To watch a truly satisfying finale is that rare thing, like getting to see Abraham Lincoln’s unicorn horn.
Our expectations as fans are often so high, it’s almost impossible to meet them. And it seemed like Stephen Colbert was winking at that idea in the final, go-big episode of The Colbert Report, which featured an all-star singalong to “We’ll Meet Again” that included (among many others) Henry Kissinger, an astronaut, Big Bird, Bill Clinton, and Breaking Bad creator Vince Gilligan (who was still chained up in Colbert’s basement after his own finale) before its host flew off in a sleigh with three beyond-your-wildest-dreams, not-quite-real guests: Santa, Unicorn Abraham Lincoln, and, er, Alex Trebek.
It was the perfect send-off for Colbert, who is, of course, not quite real himself. Watching him play “Stephen Colbert,” one of television’s best characters, for nine years has been thrilling and a little surreal, especially since many of The Colbert Report‘s early reviews questioned whether the concept of a real news show anchored by a fictional blowhard was sustainable. Somehow, Colbert managed to keep that role fresh long after the popularity of punditry started to decline. And last night, he suggested one reason why his act still feels relevant. “Another Bush governor is running for the White House,” he said. “People on TV are defending torture. We are sending troops into Iraq.” When the show began in 2005, he said, “I promised you a revolution. And I’ve delivered. Because technically, one revolution is 360 degrees right back to where we were.”
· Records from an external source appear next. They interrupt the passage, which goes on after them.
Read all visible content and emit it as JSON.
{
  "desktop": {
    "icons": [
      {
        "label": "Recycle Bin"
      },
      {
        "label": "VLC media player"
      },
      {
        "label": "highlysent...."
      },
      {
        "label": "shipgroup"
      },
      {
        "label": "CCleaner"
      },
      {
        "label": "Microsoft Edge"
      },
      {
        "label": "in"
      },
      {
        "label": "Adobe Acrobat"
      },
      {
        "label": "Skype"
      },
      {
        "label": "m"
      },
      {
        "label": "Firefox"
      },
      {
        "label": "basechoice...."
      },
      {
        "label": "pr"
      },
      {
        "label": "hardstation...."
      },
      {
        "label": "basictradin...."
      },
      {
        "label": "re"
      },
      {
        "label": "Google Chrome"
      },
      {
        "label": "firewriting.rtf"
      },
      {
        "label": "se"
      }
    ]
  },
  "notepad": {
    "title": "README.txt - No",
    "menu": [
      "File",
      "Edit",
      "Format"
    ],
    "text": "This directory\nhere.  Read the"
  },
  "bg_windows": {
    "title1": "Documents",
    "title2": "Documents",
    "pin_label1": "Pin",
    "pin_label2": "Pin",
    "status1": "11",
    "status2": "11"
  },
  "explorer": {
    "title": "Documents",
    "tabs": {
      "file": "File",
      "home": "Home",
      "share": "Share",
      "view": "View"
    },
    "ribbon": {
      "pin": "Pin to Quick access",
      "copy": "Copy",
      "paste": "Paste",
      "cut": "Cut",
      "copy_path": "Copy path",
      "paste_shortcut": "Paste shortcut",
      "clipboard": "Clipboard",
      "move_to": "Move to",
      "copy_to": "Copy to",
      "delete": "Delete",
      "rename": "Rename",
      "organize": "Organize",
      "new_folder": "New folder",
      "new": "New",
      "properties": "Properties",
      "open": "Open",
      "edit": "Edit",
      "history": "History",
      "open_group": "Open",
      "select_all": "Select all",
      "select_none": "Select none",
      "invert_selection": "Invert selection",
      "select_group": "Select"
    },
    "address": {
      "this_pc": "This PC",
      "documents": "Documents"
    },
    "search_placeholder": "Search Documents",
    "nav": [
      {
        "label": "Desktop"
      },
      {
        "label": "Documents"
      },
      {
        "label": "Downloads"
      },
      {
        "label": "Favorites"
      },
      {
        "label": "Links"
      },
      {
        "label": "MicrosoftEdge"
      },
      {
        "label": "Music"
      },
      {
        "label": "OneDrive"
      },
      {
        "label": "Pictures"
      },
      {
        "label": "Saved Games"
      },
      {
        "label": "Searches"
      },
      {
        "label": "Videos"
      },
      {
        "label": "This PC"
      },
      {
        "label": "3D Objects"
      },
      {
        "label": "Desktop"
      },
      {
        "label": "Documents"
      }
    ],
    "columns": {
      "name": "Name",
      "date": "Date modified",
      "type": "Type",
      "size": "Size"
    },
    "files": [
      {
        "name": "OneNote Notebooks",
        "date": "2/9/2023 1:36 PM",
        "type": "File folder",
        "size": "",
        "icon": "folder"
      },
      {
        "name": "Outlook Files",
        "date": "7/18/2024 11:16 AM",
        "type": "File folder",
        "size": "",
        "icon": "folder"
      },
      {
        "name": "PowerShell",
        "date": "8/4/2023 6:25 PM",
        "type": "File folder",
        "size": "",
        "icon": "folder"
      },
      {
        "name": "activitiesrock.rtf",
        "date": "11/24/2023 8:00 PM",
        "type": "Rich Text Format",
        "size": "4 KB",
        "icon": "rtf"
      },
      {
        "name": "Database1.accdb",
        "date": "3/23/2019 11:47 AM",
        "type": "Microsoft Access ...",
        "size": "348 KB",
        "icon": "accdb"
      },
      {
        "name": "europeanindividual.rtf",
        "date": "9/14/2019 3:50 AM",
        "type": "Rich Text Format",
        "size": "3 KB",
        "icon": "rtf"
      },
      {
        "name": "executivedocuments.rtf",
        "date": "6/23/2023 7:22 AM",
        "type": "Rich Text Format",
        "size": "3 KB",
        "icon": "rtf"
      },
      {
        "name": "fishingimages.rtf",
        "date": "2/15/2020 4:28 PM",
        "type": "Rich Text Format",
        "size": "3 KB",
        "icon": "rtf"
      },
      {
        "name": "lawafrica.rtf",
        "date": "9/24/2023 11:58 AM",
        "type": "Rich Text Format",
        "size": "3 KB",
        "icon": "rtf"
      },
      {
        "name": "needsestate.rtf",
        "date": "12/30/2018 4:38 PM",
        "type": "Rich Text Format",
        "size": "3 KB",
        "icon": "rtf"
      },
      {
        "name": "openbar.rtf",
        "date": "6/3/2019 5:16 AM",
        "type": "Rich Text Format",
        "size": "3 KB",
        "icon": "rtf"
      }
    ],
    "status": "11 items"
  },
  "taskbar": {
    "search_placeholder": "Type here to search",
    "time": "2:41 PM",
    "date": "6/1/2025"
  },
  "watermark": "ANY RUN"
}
He didn’t change the world, he insisted. He “samed” it. Though, for a fake news pundit, he got as close to real change as he could get, between organizing the Rally for Sanity And/Or Fear, founding a SuperPAC, and challenging John Edwards’ political views during his run in the 2008 South Carolina primary. “You, the Nation, did all that. I just got paid for it,” he said of the rally and the SuperPAC, not really joking. He even mentioned that his charity auction benefitting the Yellow Ribbon Fund and Donors Choose raised over $300,000 in actual, non-fictional dollars. And yet, Colbert wasn’t playing the Good Samaritan so hard that he couldn’t brag about his legacy, taking credit for everything from “saving the Olympics” to “Cat Stevens’ career” in a segment where he advised “the thinkerati” on how to remember him.
Of course, he’s not really going anywhere. He’s just taking over for David Letterman at CBS. Colbert joked about this with a Prescott Group-sponsored sketch called “Cheating Death With Dr. Stephen T. Colbert, DFA,” in which he murdered the Grim Reaper, earned the right to live forever, and tossed the gun to longtime Colbert Report favorite An Audience Member (played by executive producer Tom Purcell) who shot himself in the knee. (“My first impression of immortality feels okay,” Colbert said. “Kinda lonely, a little snacky.”) But hearing “We’ll Meet Again” at the end of the episode still felt a little melancholy, after nearly a decade of deliciously awkward interviews and inspired musical moments, a few deeply satisfying scenes of character-breaking, and one hell of a White House Correspondents’ Dinner. It was as if he were saying, “I’m leaving, but I’m not really leaving.” “This, in fact, is your last time tuning into The Colbert Report,” he announced, “until 10 years from now, when they reboot it, directed by J.J. Abrams.” A truly great fake news show deserves a proper fake goodbye, and Colbert got one last night.